Large model training is the most compute-demanding workload of the three use cases, with the largest models requiring data centers of large numbers of GPUs to train a model in a few months. The minimum configuration for training requires eight PowerEdge XE9680 servers with eight NVIDIA H100 GPUs each. The largest model training requires expansion to greater cluster sizes of 16-times, 32-times, or even larger configurations.
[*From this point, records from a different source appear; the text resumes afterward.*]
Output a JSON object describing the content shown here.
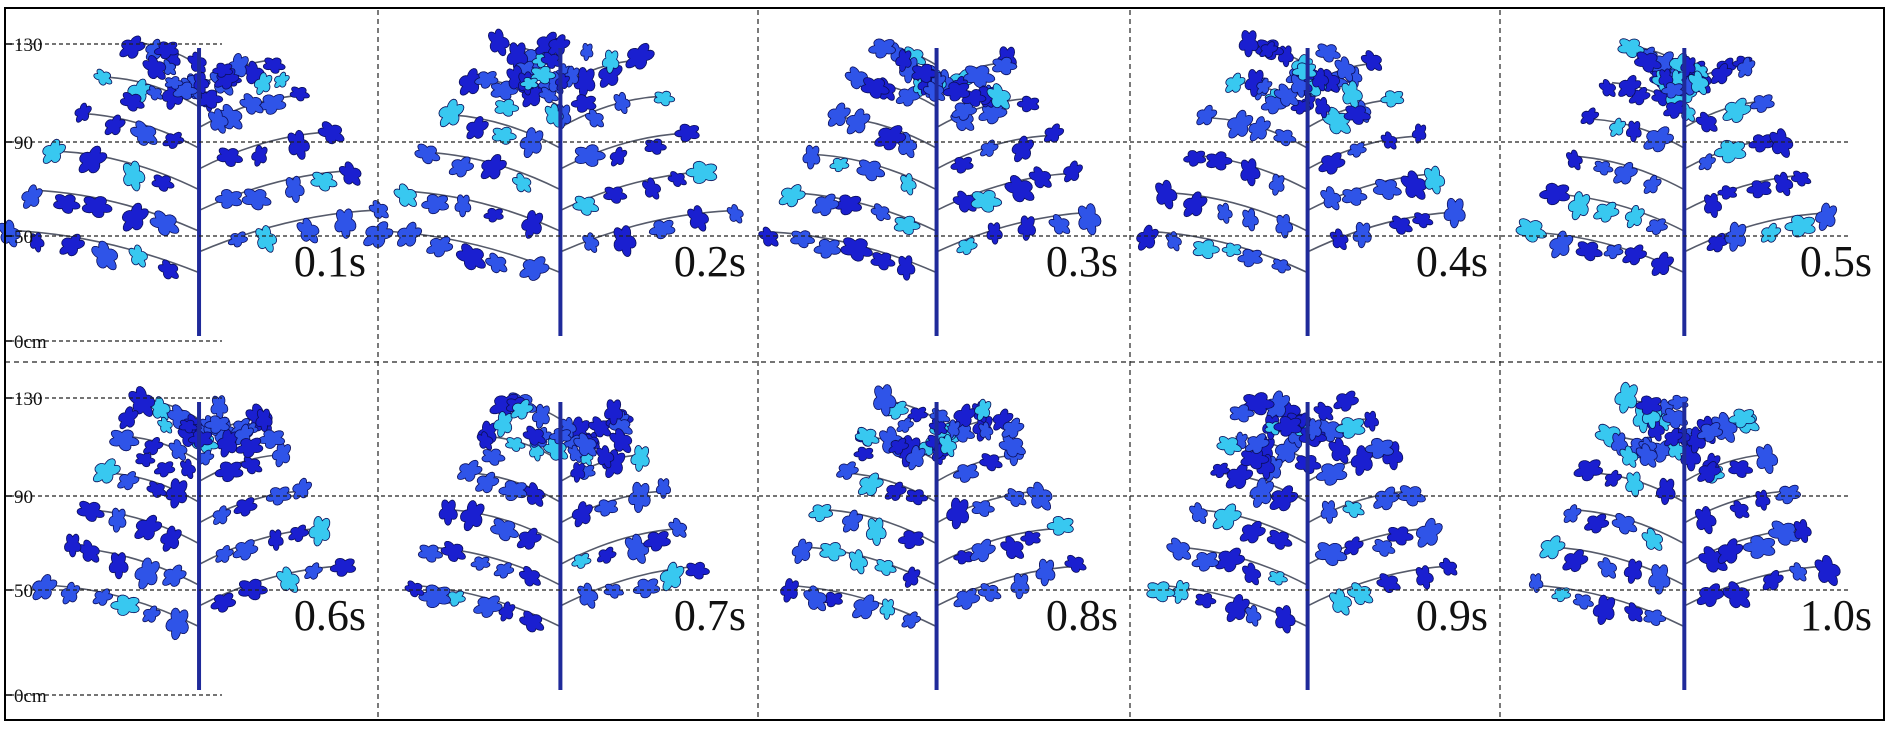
{
  "figure": {
    "rows": [
      {
        "axis_ticks": [
          "130",
          "90",
          "50",
          "0cm"
        ],
        "panels": [
          {
            "time_label": "0.1s",
            "spread": 1.2,
            "droop": 0.85
          },
          {
            "time_label": "0.2s",
            "spread": 1.15,
            "droop": 0.8
          },
          {
            "time_label": "0.3s",
            "spread": 1.05,
            "droop": 0.7
          },
          {
            "time_label": "0.4s",
            "spread": 1.0,
            "droop": 0.6
          },
          {
            "time_label": "0.5s",
            "spread": 0.95,
            "droop": 0.55
          }
        ]
      },
      {
        "axis_ticks": [
          "130",
          "90",
          "50",
          "0cm"
        ],
        "panels": [
          {
            "time_label": "0.6s",
            "spread": 0.95,
            "droop": 0.5
          },
          {
            "time_label": "0.7s",
            "spread": 0.95,
            "droop": 0.5
          },
          {
            "time_label": "0.8s",
            "spread": 0.95,
            "droop": 0.5
          },
          {
            "time_label": "0.9s",
            "spread": 0.95,
            "droop": 0.5
          },
          {
            "time_label": "1.0s",
            "spread": 0.95,
            "droop": 0.5
          }
        ]
      }
    ],
    "colors": {
      "stem": "#1f2a9a",
      "branch": "#555a6a",
      "leaf_dark": "#1a1fd0",
      "leaf_mid": "#2f54e8",
      "leaf_light": "#38c8f0",
      "leaf_outline": "#0b0f5a",
      "grid_line": "#222222"
    }
  }
}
Design considerations for large model training include:
- Large generative AI models have significant compute requirements for training. According to OpenAI, for Chat GPT-3 with 175B parameters, the model size is approximately 350 GB, and it would take 355 years to train GPT-3 on a single NVIDIA Tesla V100 GPU. Alternatively, it would take 34 days to train with 1,024 NVIDIA A100 GPUs.
- The training model has a considerable memory footprint that does not fit in a single GPU; therefore, you must split the model across multiple GPUs (N-GPUs).
- The combination of model size, parallelism techniques for performance, and the size of the working dataset requires high communication throughput between GPUs, thus benefitting from PowerEdge XE9680 servers with eight NVIDIA GPUs fully connected to each other by NVIDIA NVLink and NVIDIA NVSwitch.
- During the training phase, there is also a significant amount of information exchange (for example, weights) between GPUs of different nodes; InfiniBand is required for optimized performance and throughput.
- The QM9700 InfiniBand switch has 64 network detection and response (NDR) ports. Therefore, 24 nodes of the PowerEdge XE9680 servers in this cluster fill the ports on the QM9700 in the InfiniBand module. Add additional InfiniBand modules in a fat-tree network topology.
- As you add additional PowerEdgeXE9680 server nodes to your cluster, expand the PowerScale switches appropriately to meet the input/output performance requirements.
- Checkpointing is a standard technique used in large model training. The size of the checkpoints depends on the size and dimensions of the model and pipeline parallelism used in training.
- Four Dell PowerScale F600 Prime storage platforms deliver 8 GBS write and 40 GBS read throughput performance with linear scaling.